Now let's find out which system calls are being executed:

which system calls

# dtrace -n 'syscall:::entry { @num[execname,probefunc] = count();} END {trunc(@num,10)}'
dtrace: description 'syscall:::entry ' matched 320 probes
^C
CPU     ID                    FUNCTION:NAME
  1      2                             :END

  apps.plugin           getdents       23604
  netdata                 read             31241
  apps.plugin           open            35258
  apps.plugin           lseek           35290
  apps.plugin           close           47048
  java                      futex            50128
  java                      newstat        50384
  apps.plugin           read             70594
  java                      lseek          130673
  java                      read           263427

 

That shows which are the hottest system calls, by caller.  Just for quick fun, let's see which files are being opened by Java (output randomly edited to just show some of the many items). Note the use of a predicate to restrict to system calls made by the Java process:

Which files are being opened?

# dtrace -qn 'syscall::open*:entry /execname=="java"/ { printf("%s \n",copyinstr(arg0)); }'

/u01/app/oracle/java/bin/../lib/amd64/jli/tls/x86_64/libpthread.so.0
/u01/app/oracle/java/bin/../lib/amd64/jli/tls/libpthread.so.0
/u01/app/oracle/java/bin/../lib/amd64/jli/x86_64/libpthread.so.0

/u01/app/oracle/java/jre/lib/rt.jar
/etc/passwd
/etc/localtime

I did the same for 'apps.plugin', and saw entries for /proc/pid/stat, because I was running Netdata, which I had forgotten.
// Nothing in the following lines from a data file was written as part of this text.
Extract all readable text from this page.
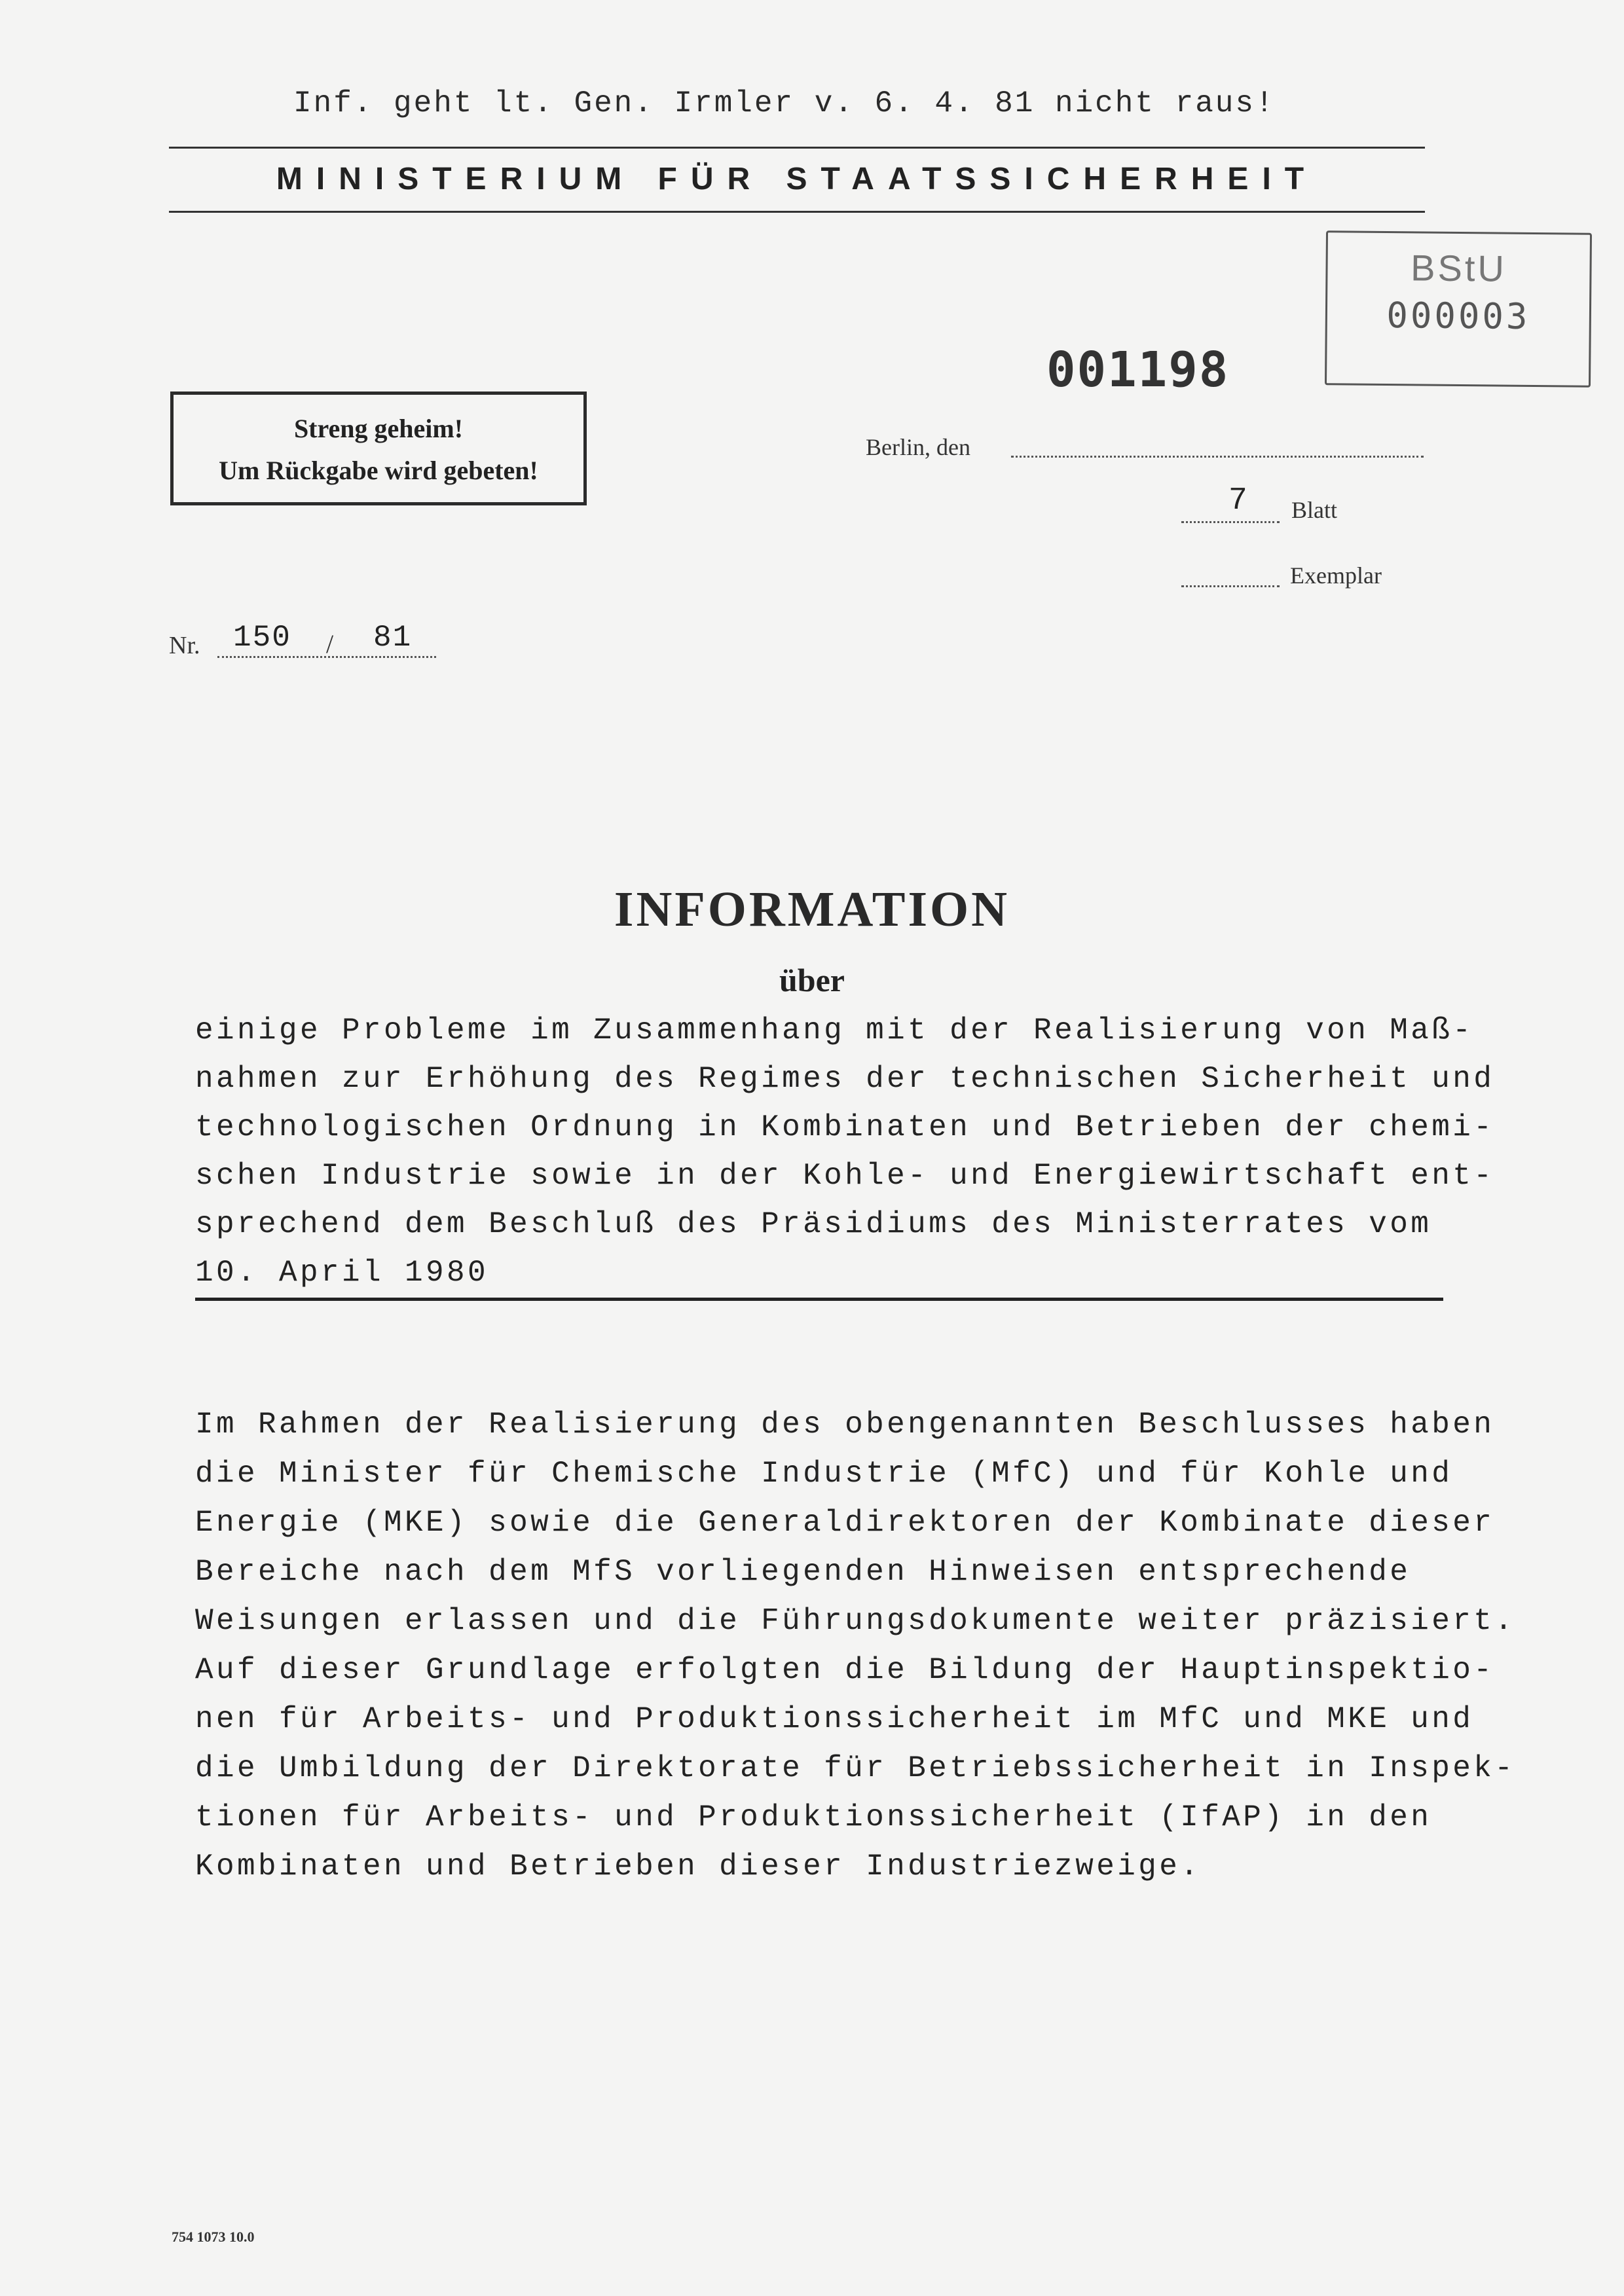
Inf. geht lt. Gen. Irmler v. 6. 4. 81 nicht raus!
MINISTERIUM FÜR STAATSSICHERHEIT
BStU
000003
001198
Streng geheim!
Um Rückgabe wird gebeten!
Berlin, den
7 Blatt
Exemplar
Nr. 150 / 81
INFORMATION
über
einige Probleme im Zusammenhang mit der Realisierung von Maß-
nahmen zur Erhöhung des Regimes der technischen Sicherheit und
technologischen Ordnung in Kombinaten und Betrieben der chemi-
schen Industrie sowie in der Kohle- und Energiewirtschaft ent-
sprechend dem Beschluß des Präsidiums des Ministerrates vom
10. April 1980
Im Rahmen der Realisierung des obengenannten Beschlusses haben
die Minister für Chemische Industrie (MfC) und für Kohle und
Energie (MKE) sowie die Generaldirektoren der Kombinate dieser
Bereiche nach dem MfS vorliegenden Hinweisen entsprechende
Weisungen erlassen und die Führungsdokumente weiter präzisiert.
Auf dieser Grundlage erfolgten die Bildung der Hauptinspektio-
nen für Arbeits- und Produktionssicherheit im MfC und MKE und
die Umbildung der Direktorate für Betriebssicherheit in Inspek-
tionen für Arbeits- und Produktionssicherheit (IfAP) in den
Kombinaten und Betrieben dieser Industriezweige.
754 1073 10.0
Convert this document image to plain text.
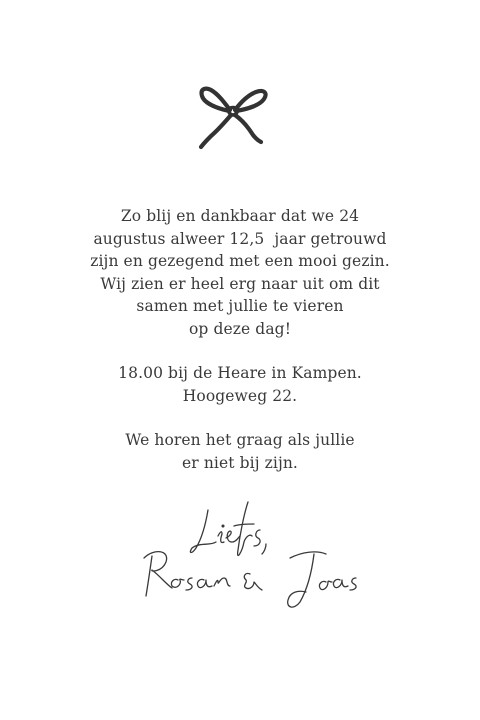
Zo blij en dankbaar dat we 24
augustus alweer 12,5  jaar getrouwd
zijn en gezegend met een mooi gezin.
Wij zien er heel erg naar uit om dit
samen met jullie te vieren
op deze dag!

18.00 bij de Heare in Kampen.
Hoogeweg 22.

We horen het graag als jullie
er niet bij zijn.
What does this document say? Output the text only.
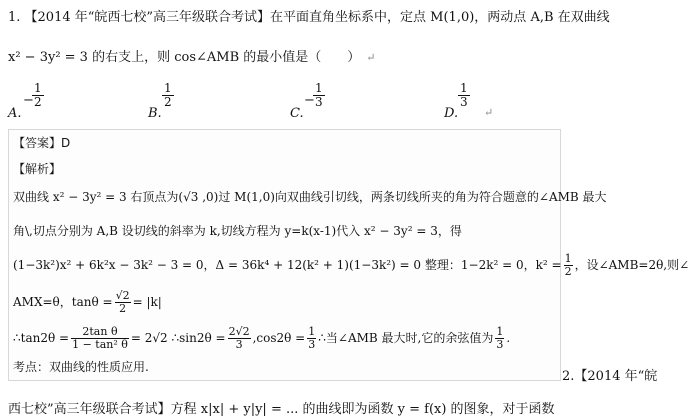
1. 【2014 年“皖西七校”高三年级联合考试】在平面直角坐标系中，定点 M(1,0)，两动点 A,B 在双曲线
x² − 3y² = 3 的右支上，则 cos∠AMB 的最小值是（　　） ↵
A.
−
$\frac{1}{2}$
B.
$\frac{1}{2}$
C.
−
$\frac{1}{3}$
D.
$\frac{1}{3}$
↵
【答案】D
【解析】
双曲线 x² − 3y² = 3 右顶点为(√3 ,0)过 M(1,0)向双曲线引切线，两条切线所夹的角为符合题意的∠AMB 最大
角\,切点分别为 A,B 设切线的斜率为 k,切线方程为 y=k(x-1)代入 x² − 3y² = 3，得
(1−3k²)x² + 6k²x − 3k² − 3 = 0，Δ = 36k⁴ + 12(k² + 1)(1−3k²) = 0 整理：1−2k² = 0，$k^2 = \frac{1}{2}$ ，设∠AMB=2θ,则∠
AMX=θ，$\tan\theta = \frac{√2}{2} = |k|$
∴tan2θ = $\frac{\text{2tan θ}}{\text{1 − tan² θ}} = 2√2$ ∴sin2θ = $\frac{2√2}{3} ,\cos 2\theta = \frac{1}{3}$ ∴当∠AMB 最大时,它的余弦值为 $\frac{1}{3}$ .
考点：双曲线的性质应用.
2.【2014 年“皖
西七校”高三年级联合考试】方程 x|x| + y|y| = ... 的曲线即为函数 y = f(x) 的图象，对于函数
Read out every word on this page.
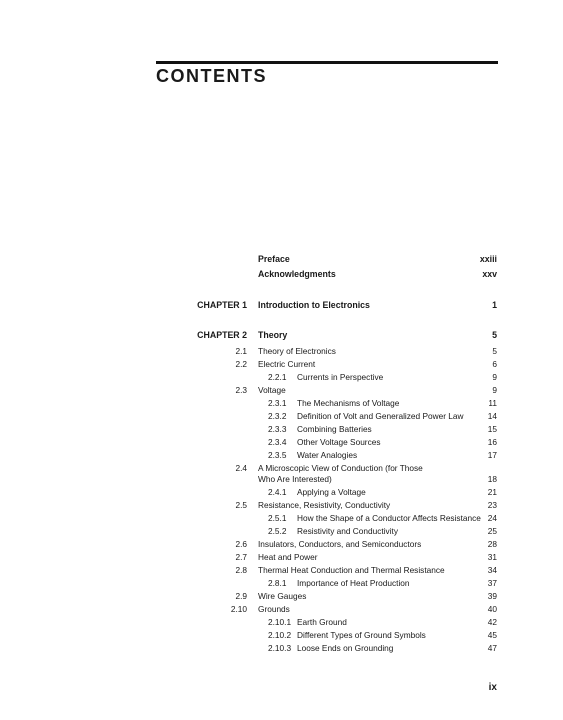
CONTENTS
Preface	xxiii
Acknowledgments	xxv
CHAPTER 1 Introduction to Electronics	1
CHAPTER 2 Theory	5
2.1 Theory of Electronics	5
2.2 Electric Current	6
2.2.1 Currents in Perspective	9
2.3 Voltage	9
2.3.1 The Mechanisms of Voltage	11
2.3.2 Definition of Volt and Generalized Power Law	14
2.3.3 Combining Batteries	15
2.3.4 Other Voltage Sources	16
2.3.5 Water Analogies	17
2.4 A Microscopic View of Conduction (for Those
Who Are Interested)	18
2.4.1 Applying a Voltage	21
2.5 Resistance, Resistivity, Conductivity	23
2.5.1 How the Shape of a Conductor Affects Resistance 24
2.5.2 Resistivity and Conductivity	25
2.6 Insulators, Conductors, and Semiconductors	28
2.7 Heat and Power	31
2.8 Thermal Heat Conduction and Thermal Resistance	34
2.8.1 Importance of Heat Production	37
2.9 Wire Gauges	39
2.10 Grounds	40
2.10.1 Earth Ground	42
2.10.2 Different Types of Ground Symbols	45
2.10.3 Loose Ends on Grounding	47
ix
If motivated I could drill further, such as looking at call stacks, or seeing which files are used with lseek, and read, or compute system calls per second. Or, see how locks are being managed with futex, such as how long they are held. Lock management will probably be in a later article.

Another simple example

Let's change gears. The next one-liner shows which processes are being started (again, the identical script works on Solaris). I immediately see the following (many limes omitted). That's pretty cool - you can see all this activity going on.

proc:::exec-success

#  dtrace -n 'proc:::exec-success { trace(curpsinfo->pr_psargs); }'

dtrace: description 'proc:::exec-success ' matched 1 probe
CPU     ID                    FUNCTION:NAME
  1   1864  do_execveat_common:exec-success   /usr/sbin/tc -s qdisc show dev eth0
  0   1864  do_execveat_common:exec-success   rpm -q selinux-policy                      
  0   1864  do_execveat_common:exec-success   /usr/bin/python -Es /usr/sbin/setroubleshootd -f
  0   1864  do_execveat_common:exec-success   basename /etc/cron.hourly/0anacron

...

 

These are very simple, trivial examples - just barely scratching the surface, but show how a lot of information can be obtained.

Summary.

Oracle Linux incorporates the Dynamic Tracing (DTrace) feature pioneered in Solaris. DTrace is an exceptionally powerful tool for finding out what is going on in your system.

Later articles will show more interesting (I hope) examples, and illustrate some of the features recently added to Oracle Linux. For further information, see the DTrace Guide and the DTrace Tutorial.